The DISTINCT clause is used in SQL to remove duplicate rows from the result set and return only unique records.


Basic Syntax:

SELECT DISTINCT column1, column2, ...
FROM table_name
WHERE condition
ORDER BY column;
  • column1, column2, ...: The columns to select with duplicates removed.
  • WHERE condition: Optional filtering condition.
  • ORDER BY column: Optional sorting.


Examples:

  1. Selecting Unique Supplier IDs:

    SELECT DISTINCT SupplierID
    FROM Products;
    • This returns a list of unique SupplierID values from the Products table, removing any duplicates.
  2. Selecting Unique First Names:

    SELECT DISTINCT firstName
    FROM Person
    ORDER BY firstName;
    • This returns distinct first names in alphabetical order, ignoring duplicates.
  3. Counting Unique Values:

    SELECT COUNT(DISTINCT firstName) AS uniqueFirstNames
    FROM Person;
    • This counts the number of distinct first names in the Person table.

Count + Distinct

في SQL Server، عشان تعمل COUNT للقيم المميزة (Distinct) في عمود معين، ممكن تستخدم دالة COUNT مع الكلمة المفتاحية DISTINCT. الكود هيبقى كالتالي:

SELECT COUNT(DISTINCT column_name) AS DistinctCount
FROM table_name;

شرح الكود:

  • COUNT(DISTINCT column_name): بتحسب عدد القيم المميزة (بدون تكرار) في العمود.
  • AS DistinctCount: بتدي اسم للنتيجة (اختياري).
  • FROM table_name: بتحدد الجدول اللي فيه العمود.

مثال عملي:

لو عندك جدول اسمه Employees فيه عمود Department، وعايز تعرف عدد الأقسام المختلفة:

SELECT COUNT(DISTINCT Department) AS DistinctDepartments
FROM Employees;

هيطلعلك عدد الأقسام المختلفة في الجدول Employees.

Key Considerations:

  • NULL Values: DISTINCT considers all NULL values as the same, so only one NULL value will be returned.

  • Performance: DISTINCT is typically faster than using GROUP BY when you only need unique values and not aggregate functions like SUM, COUNT, etc.

  • DISTINCT Across Multiple Columns: When used with multiple columns, DISTINCT returns unique combinations of those column values.

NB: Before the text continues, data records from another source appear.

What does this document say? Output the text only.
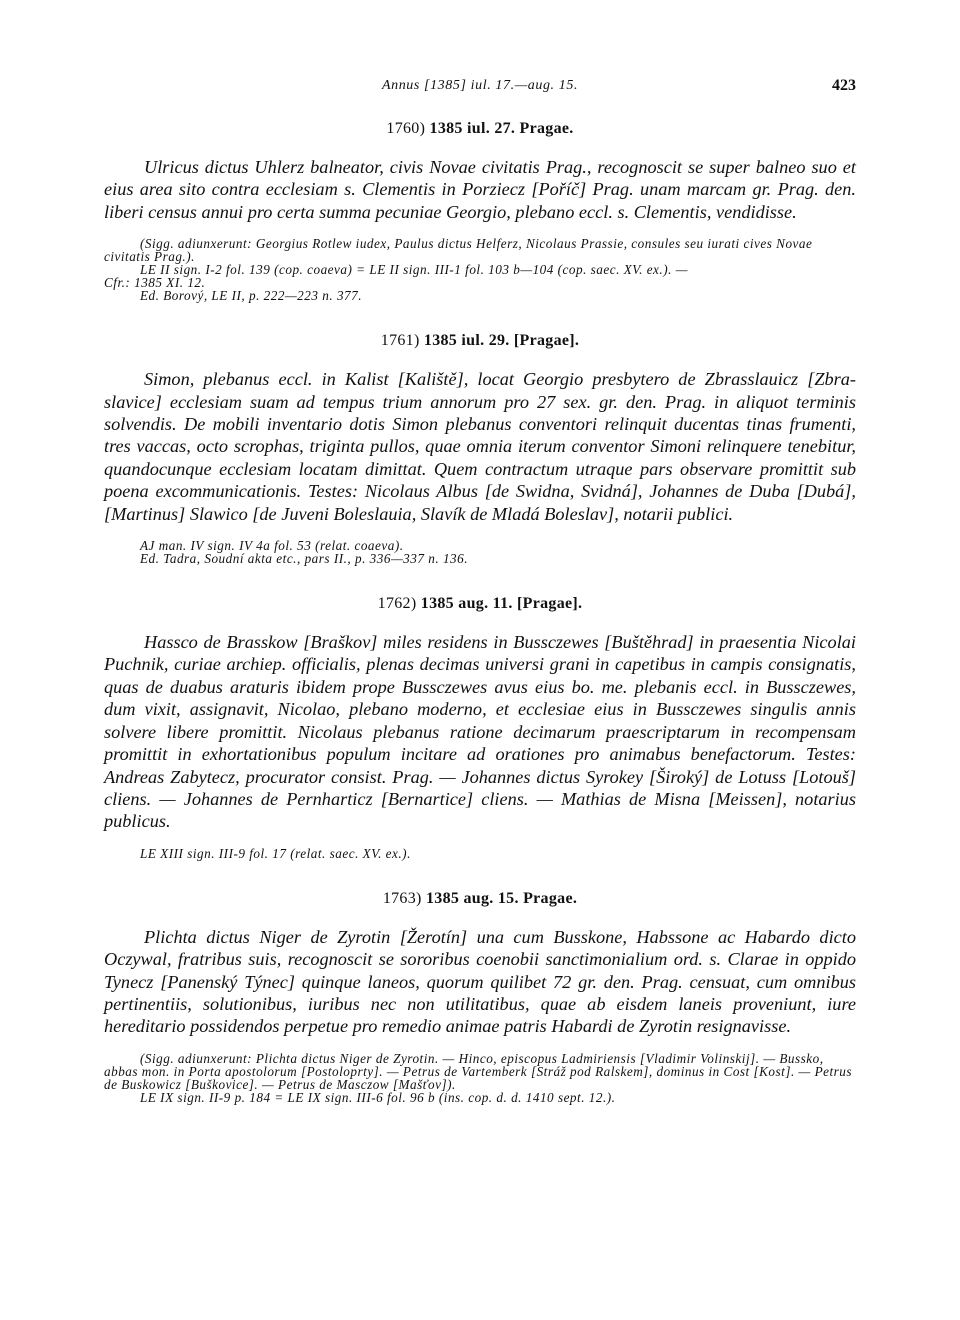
Annus [1385] iul. 17.—aug. 15.	423
1760) 1385 iul. 27. Pragae.

Ulricus dictus Uhlerz balneator, civis Novae civitatis Prag., recognoscit se super balneo suo et eius area sito contra ecclesiam s. Clementis in Porziecz [Poříč] Prag. unam marcam gr. Prag. den. liberi census annui pro certa summa pecuniae Georgio, plebano eccl. s. Clementis, vendidisse.

(Sigg. adiunxerunt: Georgius Rotlew iudex, Paulus dictus Helferz, Nicolaus Prassie, consules seu iurati cives Novae civitatis Prag.).

LE II sign. I-2 fol. 139 (cop. coaeva) = LE II sign. III-1 fol. 103 b—104 (cop. saec. XV. ex.). —

Cfr.: 1385 XI. 12.

Ed. Borový, LE II, p. 222—223 n. 377.

1761) 1385 iul. 29. [Pragae].

Simon, plebanus eccl. in Kalist [Kaliště], locat Georgio presbytero de Zbrasslauicz [Zbraslavice] ecclesiam suam ad tempus trium annorum pro 27 sex. gr. den. Prag. in aliquot terminis solvendis. De mobili inventario dotis Simon plebanus conventori relinquit ducentas tinas frumenti, tres vaccas, octo scrophas, triginta pullos, quae omnia iterum conventor Simoni relinquere tenebitur, quandocunque ecclesiam locatam dimittat. Quem contractum utraque pars observare promittit sub poena excommunicationis. Testes: Nicolaus Albus [de Swidna, Svidná], Johannes de Duba [Dubá], [Martinus] Slawico [de Juveni Boleslauia, Slavík de Mladá Boleslav], notarii publici.

AJ man. IV sign. IV 4a fol. 53 (relat. coaeva).

Ed. Tadra, Soudní akta etc., pars II., p. 336—337 n. 136.

1762) 1385 aug. 11. [Pragae].

Hassco de Brasskow [Braškov] miles residens in Bussczewes [Buštěhrad] in praesentia Nicolai Puchnik, curiae archiep. officialis, plenas decimas universi grani in capetibus in campis consignatis, quas de duabus araturis ibidem prope Bussczewes avus eius bo. me. plebanis eccl. in Bussczewes, dum vixit, assignavit, Nicolao, plebano moderno, et ecclesiae eius in Bussczewes singulis annis solvere libere promittit. Nicolaus plebanus ratione decimarum praescriptarum in recompensam promittit in exhortationibus populum incitare ad orationes pro animabus benefactorum. Testes: Andreas Zabytecz, procurator consist. Prag. — Johannes dictus Syrokey [Široký] de Lotuss [Lotouš] cliens. — Johannes de Pernharticz [Bernartice] cliens. — Mathias de Misna [Meissen], notarius publicus.

LE XIII sign. III-9 fol. 17 (relat. saec. XV. ex.).

1763) 1385 aug. 15. Pragae.

Plichta dictus Niger de Zyrotin [Žerotín] una cum Busskone, Habssone ac Habardo dicto Oczywal, fratribus suis, recognoscit se sororibus coenobii sanctimonialium ord. s. Clarae in oppido Tynecz [Panenský Týnec] quinque laneos, quorum quilibet 72 gr. den. Prag. censuat, cum omnibus pertinentiis, solutionibus, iuribus nec non utilitatibus, quae ab eisdem laneis proveniunt, iure hereditario possidendos perpetue pro remedio animae patris Habardi de Zyrotin resignavisse.

(Sigg. adiunxerunt: Plichta dictus Niger de Zyrotin. — Hinco, episcopus Ladmiriensis [Vladimir Volinskij]. — Bussko, abbas mon. in Porta apostolorum [Postoloprty]. — Petrus de Vartemberk [Stráž pod Ralskem], dominus in Cost [Kost]. — Petrus de Buskowicz [Buškovice]. — Petrus de Masczow [Mašťov]).

LE IX sign. II-9 p. 184 = LE IX sign. III-6 fol. 96 b (ins. cop. d. d. 1410 sept. 12.).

    SELECT DISTINCT gender, firstName
    FROM Person;

DISTINCT vs. GROUP BY:

  • DISTINCT: Faster when you need unique values from selected columns without performing aggregate calculations.
  • GROUP BY: More powerful, used for grouping rows and calculating aggregates like SUM, AVG, COUNT, etc., but slower than DISTINCT for just removing duplicates.

Handling Duplicates with Multiple Columns:

When applying DISTINCT to multiple columns, it treats the combination of those columns as unique values:

SELECT DISTINCT gender, firstName
FROM Person
ORDER BY gender, firstName;

This removes duplicate combinations of gender and firstName.


Important Notes:

  • DISTINCT does not consider the entire row for uniqueness unless all specified columns are included.
  • The result will show distinct combinations of values from the columns listed in the SELECT clause.
  • If you’re only interested in eliminating duplicates for a single column, DISTINCT can be very useful and efficient compared to GROUP BY.

In summary, DISTINCT is a simple and efficient way to remove duplicate records from a result set based on one or more columns, providing a list of unique values or combinations of values.